Kamis, 19 September 2019


Haryanto: Budaya Gotong-Royong Perlu Dilestarikan

Editor:

kurniawan bernhard

    |     Pembaca: 308
Haryanto: Budaya Gotong-Royong Perlu Dilestarikan

GOTONG-ROYONG - Bhabinkamtibmas Polsek Batang Lupar, Brigpol Haryanto bersama warga bergotong-royong memasang pipa saluran air bersih di Bukit Tekalong menuju rumah warga di Desa Lanjak Deras Kecamatan Batang Lupar. (SP/Syafari)

PUTUSSIBAU, SP - Bhabinkamtibmas Polsek Batang Lupar, Brigpol Haryanto secara terus menerus menanamkan dan melestarikan budaya gotong-royong di desa binaanya.

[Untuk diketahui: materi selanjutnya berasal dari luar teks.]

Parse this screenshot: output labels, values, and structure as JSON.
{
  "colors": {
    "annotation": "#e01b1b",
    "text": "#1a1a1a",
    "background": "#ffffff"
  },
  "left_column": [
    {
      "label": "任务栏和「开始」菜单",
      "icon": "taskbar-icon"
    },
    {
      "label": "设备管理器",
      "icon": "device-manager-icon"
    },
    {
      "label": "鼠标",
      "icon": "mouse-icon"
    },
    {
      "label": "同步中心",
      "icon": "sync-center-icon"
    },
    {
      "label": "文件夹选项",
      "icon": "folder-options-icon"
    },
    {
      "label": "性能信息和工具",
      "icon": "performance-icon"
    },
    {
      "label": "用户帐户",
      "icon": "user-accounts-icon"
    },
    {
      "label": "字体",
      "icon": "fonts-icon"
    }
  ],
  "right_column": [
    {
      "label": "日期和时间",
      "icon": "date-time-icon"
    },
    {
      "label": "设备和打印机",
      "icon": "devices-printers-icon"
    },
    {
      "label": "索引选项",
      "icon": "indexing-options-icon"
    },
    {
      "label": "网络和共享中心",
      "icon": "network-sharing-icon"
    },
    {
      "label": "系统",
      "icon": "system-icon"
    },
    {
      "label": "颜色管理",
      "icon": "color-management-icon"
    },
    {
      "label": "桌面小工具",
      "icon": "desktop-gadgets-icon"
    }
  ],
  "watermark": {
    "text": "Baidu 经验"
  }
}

Menurut Haryanto, saat ini budaya gotong-royong sudah mulai luntur. Untuk itu, perlu digalakkan dan dilestarikan lagi, apalagi mengingat gotong-royong merupakan budaya bangsa yang banyak terkandung nilai-nilai positif.

"Dengan bekerjasama, maka hal yang berat dapat diselesaikan dengan ringan," katanya, Minggu (27/5).

Semangat gotong royong ini terus menerus ia terapkan dalam upaya membangun Desa Lanjak Deras, Kecamatan Batang Lupar.

"Dalam melaksanakan pembangunan, kami selalu bergotong-royong seperti misalnya memasang pipa saluran air bersih di Bukit Tekalong," terangnya.

Saat ini masyarakat bisa merasakan secara langsung manfaat gotong-royong, dimana saat ini air sudah mengalir ke rumah-rumah masyarakat setempat.

"Salah satu indeks kesejahteraan masyarakat itu adalah terpenuhinya kebutuhan salah satunya air bersih," katanya.

Diungkapkannya, air merupakan sumber kehidupan, sudah selayaknya jika masyarakat dapat menikmati air bersih. Jika air dekat, maka kesejahteraan masyarakat bisa ikut meningkat.

“Air ini sangat dibutuhkan untuk kehidupan sehari-hari seperti memasak, mandi dan mencuci. Jika dalam satu hari di rumah tidak ada air, maka pekerjaan semua akan tertunda," terangnya.

Untuk itulah, pihaknya menargetkan ke depan tidak adalagi rumah-rumah warga di Desa Lanjak Deras yang tidak teraliri air bersih.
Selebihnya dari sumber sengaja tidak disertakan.